Audits carried out by the service did not always identify issues in a timely manner and action taken to address these did not always take place swiftly. We raised our concerns with the manager who sent us an action plan to address our concerns.

People were not always aware of the management structure within the service and felt communication could be improved. People’s views were sought, through regular house and relative meetings and comments boxes.

The manager sought partnership working with other healthcare professionals to drive improvements.

Inspection areas

Safe

Requires improvement

Updated 8 December 2018

The service was not as safe as it could be. Risk management plans were not always in place to give staff guidance and keep people safe.

Incidents and accident forms were not always fully completed. Management did not always sign off the forms, meaning it is unclear if lessons were learnt.

People were protected against the risk of abuse as staff knew how to identify, report and escalate suspected abuse.

Medicines management was not in line with good practice. The manager was implementing strategies to improve the medicines management.

Although staffing levels were at safe, staff appeared hurried and unable to spend quality time with people to develop meaningful relationships.

The provider had adequate systems and processes in place to minimise the risk of cross contamination.

Effective

Requires improvement

Updated 19 April 2018

The service was not always effective.

Staff were not always supported through regular supervision and some staff required updates in their training. The home’s environment was not dementia friendly.

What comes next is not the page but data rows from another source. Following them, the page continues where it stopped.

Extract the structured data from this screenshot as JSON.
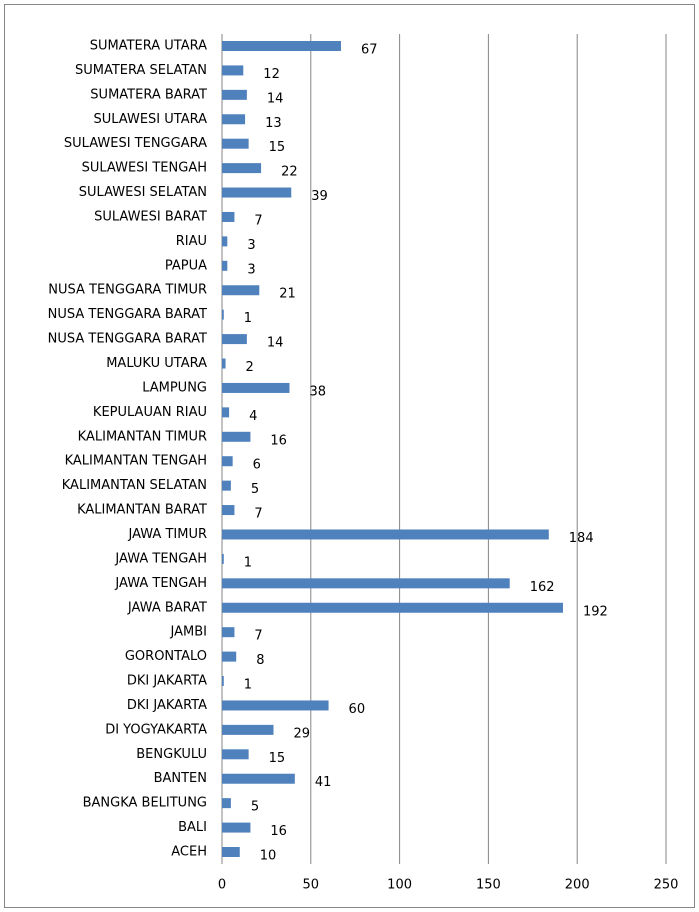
{
  "chart_data": {
    "type": "bar",
    "orientation": "horizontal",
    "categories": [
      "SUMATERA UTARA",
      "SUMATERA SELATAN",
      "SUMATERA BARAT",
      "SULAWESI UTARA",
      "SULAWESI TENGGARA",
      "SULAWESI TENGAH",
      "SULAWESI SELATAN",
      "SULAWESI BARAT",
      "RIAU",
      "PAPUA",
      "NUSA TENGGARA TIMUR",
      "NUSA TENGGARA BARAT ",
      "NUSA TENGGARA BARAT",
      "MALUKU UTARA",
      "LAMPUNG",
      "KEPULAUAN RIAU",
      "KALIMANTAN TIMUR",
      "KALIMANTAN TENGAH",
      "KALIMANTAN SELATAN",
      "KALIMANTAN BARAT",
      "JAWA TIMUR",
      "JAWA TENGAH ",
      "JAWA TENGAH",
      "JAWA BARAT",
      "JAMBI",
      "GORONTALO",
      "DKI JAKARTA ",
      "DKI JAKARTA",
      "DI YOGYAKARTA",
      "BENGKULU",
      "BANTEN",
      "BANGKA BELITUNG",
      "BALI",
      "ACEH"
    ],
    "values": [
      67,
      12,
      14,
      13,
      15,
      22,
      39,
      7,
      3,
      3,
      21,
      1,
      14,
      2,
      38,
      4,
      16,
      6,
      5,
      7,
      184,
      1,
      162,
      192,
      7,
      8,
      1,
      60,
      29,
      15,
      41,
      5,
      16,
      10
    ],
    "color": "#4f81bd",
    "xlim": [
      0,
      250
    ],
    "xticks": [
      0,
      50,
      100,
      150,
      200,
      250
    ],
    "grid": true
  }
}
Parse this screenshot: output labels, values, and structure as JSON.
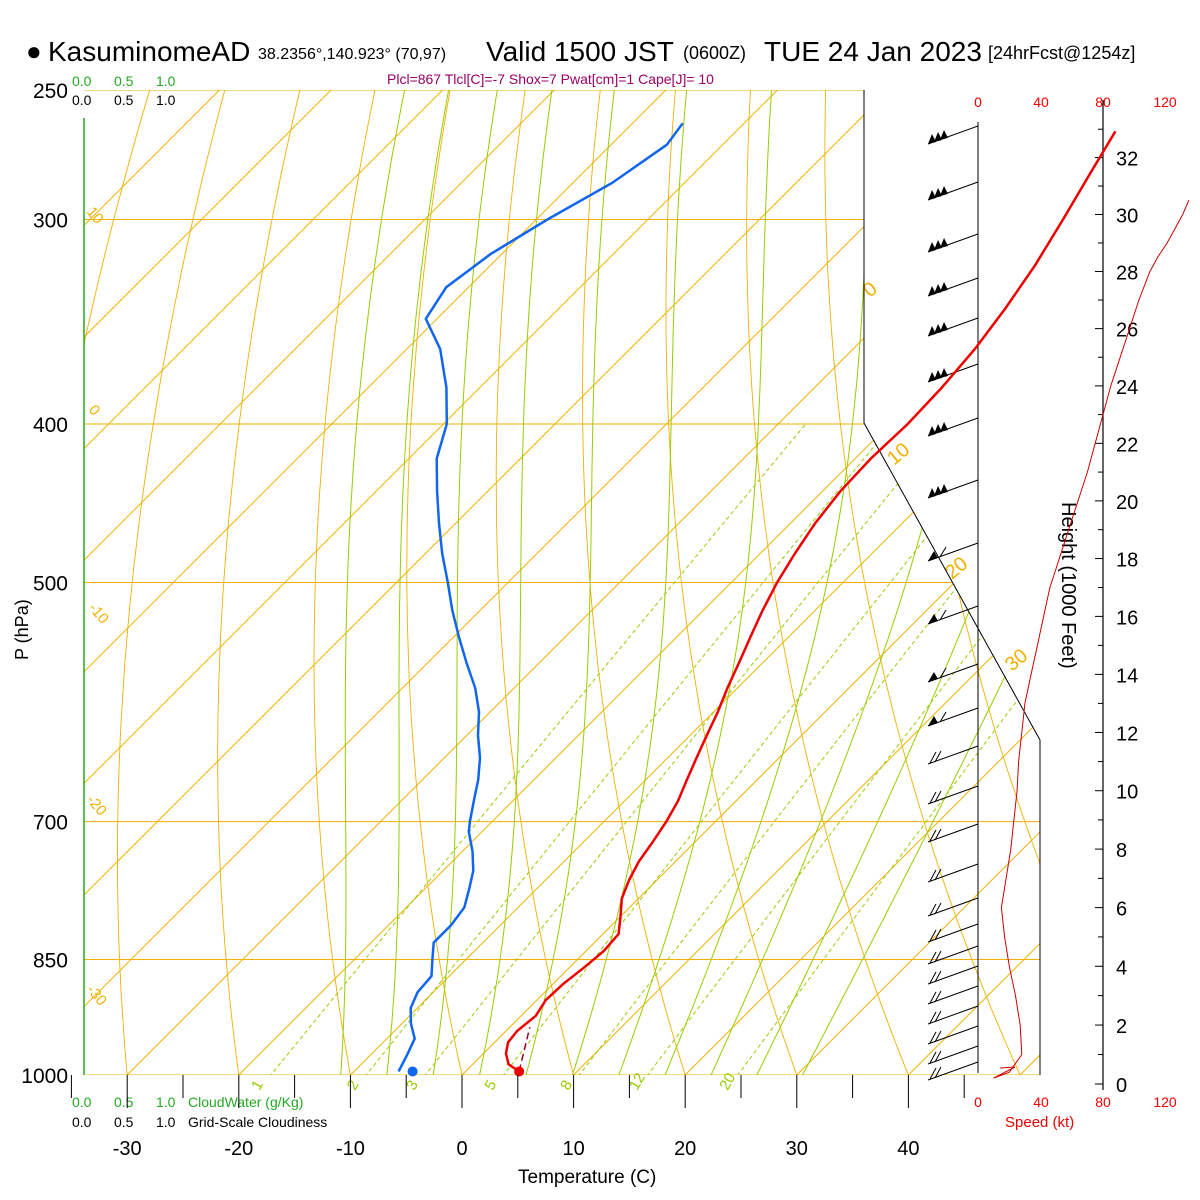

People were supported to maintain a healthy, balanced diet and see healthcare professionals when required.

Staff were clear on the requirements of the Mental Capacity Act and Deprivation of Liberty Safeguards.

Caring

Good

Updated 19 April 2018

The service was caring.

People were treated with kindness and their privacy and dignity were respected.

People were involved in decisions about their care and support.

Responsive

Good

Updated 19 April 2018

The service was responsive.

People received care suited to their needs, at the time that they needed it.

People were supported to maintain relationships with people that mattered to them. People were well supported with their end of life preferences.

The provider had an appropriate complaints and compliments system in place.

Well-led

Requires improvement

Updated 8 December 2018

The service was not as well-led as it could be. Audits did not always identify issues to ensure action was taken in a timely manner.

People were not always aware of the management structure within the service.

People’s views were sought through comments boxes, regular meetings and discussions.

The manager sought partnership working to improve the provision of the service.